Bombing Serbia is Dangerously Counterproductive



By JONATHAN POWER

March 24, 1999

LONDON- The only rational reason for western air attacks on Yugoslavia is
that Washington and London have to maintain their credibility. Young men's
lives will be sacrificed for older men's face. They said they would do it. So
they do it. This is both irresponsible and stupid.

At the most basic it will be done at a most severe military cost. This is not
going to be a repeat of the recent bombings of Iraq. The Serbs do have the
capacity to hit back and NATO's targets are many. Not just the off-shore
flotilla of warships but NATO troops in Bosnia and Macedonia.

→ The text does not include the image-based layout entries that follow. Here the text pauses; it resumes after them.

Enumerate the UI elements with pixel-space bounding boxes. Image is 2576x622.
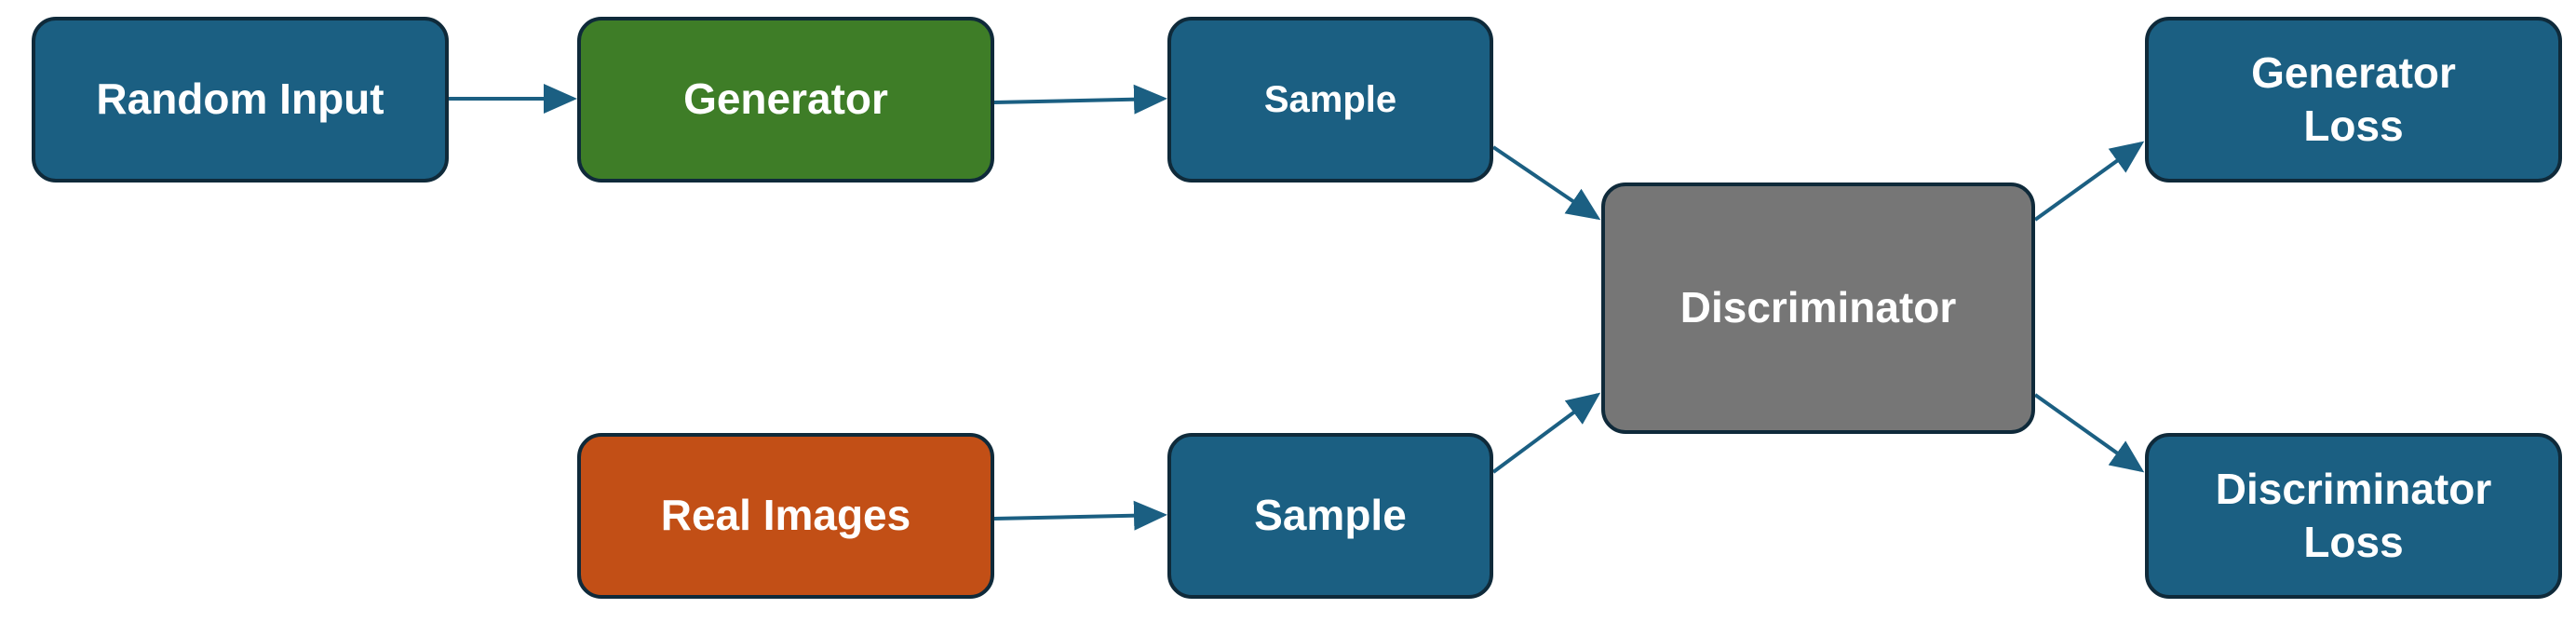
real-images-node: Real Images bbox=[577, 433, 994, 599]
random-input-node: Random Input bbox=[32, 17, 449, 183]
arrow-discriminator-to-discriminator-loss bbox=[2033, 393, 2145, 473]
discriminator-loss-node: Discriminator Loss bbox=[2145, 433, 2562, 599]
discriminator-node: Discriminator bbox=[1601, 183, 2035, 434]
real-sample-label: Sample bbox=[1254, 491, 1407, 540]
generator-label: Generator bbox=[683, 74, 888, 124]
arrow-real-sample-to-discriminator bbox=[1491, 392, 1601, 474]
generator-loss-line2: Loss bbox=[2303, 101, 2404, 150]
discriminator-loss-line2: Loss bbox=[2303, 518, 2404, 566]
real-sample-node: Sample bbox=[1167, 433, 1493, 599]
generator-loss-node: Generator Loss bbox=[2145, 17, 2562, 183]
arrow-sample-to-discriminator bbox=[1491, 145, 1601, 221]
generator-loss-line1: Generator bbox=[2251, 47, 2456, 97]
arrow-generator-to-sample bbox=[993, 84, 1167, 115]
generated-sample-node: Sample bbox=[1167, 17, 1493, 183]
discriminator-loss-line1: Discriminator bbox=[2215, 464, 2492, 513]
arrow-real-images-to-sample bbox=[993, 500, 1167, 531]
real-images-label: Real Images bbox=[660, 491, 911, 540]
random-input-label: Random Input bbox=[96, 74, 384, 124]
generated-sample-label: Sample bbox=[1263, 79, 1397, 120]
arrow-discriminator-to-generator-loss bbox=[2033, 141, 2145, 222]
discriminator-label: Discriminator bbox=[1679, 283, 1957, 332]
generator-node: Generator bbox=[577, 17, 994, 183]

Second, the West is justifying the operation as necessary to avoid a
humanitarian disaster. We are now going to witness the paradox of aerial
bombing. While it consolidates the support of the nation being bombed behind
their leader, (the lesson of its short history), it will also create a new
humanitarian disaster, of far bigger proportions than the one it is supposed
to stop. Not only is it likely to cause social chaos in Serbia, it will
create waves of refugees streaming out of Kosovo in far greater numbers than
we presently see. This is simply because once Serbia is under attack its army
will ratchet up as fast as possible its campaign to vanquish Kosovo.

Which explains why bombing without the intervening, directing hand of ground
troops is militarily inadequate. The only way to stop the Serbian blitzkreig
of Kosovo now under way is to put tanks and troops in their way. "If you
carry out an act of war you have to be prepared to go the whole distance,"
said General Michael Rose, former commander of UN forces in Bosnia,
yesterday. There are at present 12,000 NATO troops in neighbouring Macedonia
waiting to enter Kosovo to enforce the peace deal if it were successfully
negociated. Most are European troops; there are only a handful of Americans.
This is less than one seventh the number of soldiers NATO estimates as
necessary for a fighting mission and, numbers apart, they are not
sufficiently armed for it.

There is a powerful political myth that airstrikes in Bosnia in the summer of
1995 were a great success and that little bit of history can be repeated.
There is no comparison. Five years ago the Serbs had already lost to the
Croats on the battlefield. Today's situation is the reverse of that. The
Kosovo liberation forces are in the process of being routed.

NATO is taking an almighty gamble. President Bill Clinton and Prime Minister
Tony Blair have persuaded themselves that a quick sharp bombing will be
enough to persuade Serbia's President Slobodan Milosevic to accept the peace
deal. But that it will be not enough to encourage the ethnic Albanians in
Kosovo to seek complete independence.

This is to play roulette. There is a school of thought, which Clinton and
Blair appear party to--which says that Milosevic is just looking for an
excuse to make a deal. He needs to be able to say to his Serbian nationalist
supporters that he pushed it as far as he reasonably could. If this is right,
all well and good. But it is an enormous gamble.

But if it's wrong then NATO will have no choice but to introduce ground
forces, for which it is inadequately prepared. Where will that lead?

If the military arguments for bombing are weak, the political ones are
non-existent. The U.S. and Britain are acting in the name of NATO. But NATO,
even if it were united on this decision, which it is not, has no legal
footing to take such action. Article 53 of the UN Charter, which the West
wrote says, "No enforcement action shall be taken by regional agencies
without the authorization of the Security Council".

The trouble with flying in the face of the Charter is that when the West
bends it out of shape it does not, like a rubber band, simply spring back to
where it was, ready for use the next time. It is damaged, perhaps unuseable.
Why should other countries pay it heed? Why should China not use force to win
back Taiwan or finesse the Law of the Sea?

Clinton talks about Kosovo being part of Europe as if it were analogous to
Czechoslovakia and Poland in Hitler's time. It is not. It is not the heart of
Europe. It is a part of the world--especially the Albanian part--that has
been ruled since the Second World War by leaders who wanted to be apart from
democratic Europe.

The West is not defending essential Europe under attack--in which case it
could justify its case under Article 51 of the UN Charter. It is intervening
in a peripheral war, of which there are many around the world. Is it as
important as, say Rwanda, five years ago, when half a million people were
massacred?

Why didn't the West intervene then? Why did Clinton then choose to undermine
the UN peacekeeping operation? If he hadn't then--and in Somalia before--the
UN might be prepared and organized to do some useful intervening in Kosovo
today. In "Saving Kosovo" Clinton and Blair are destroying a lot.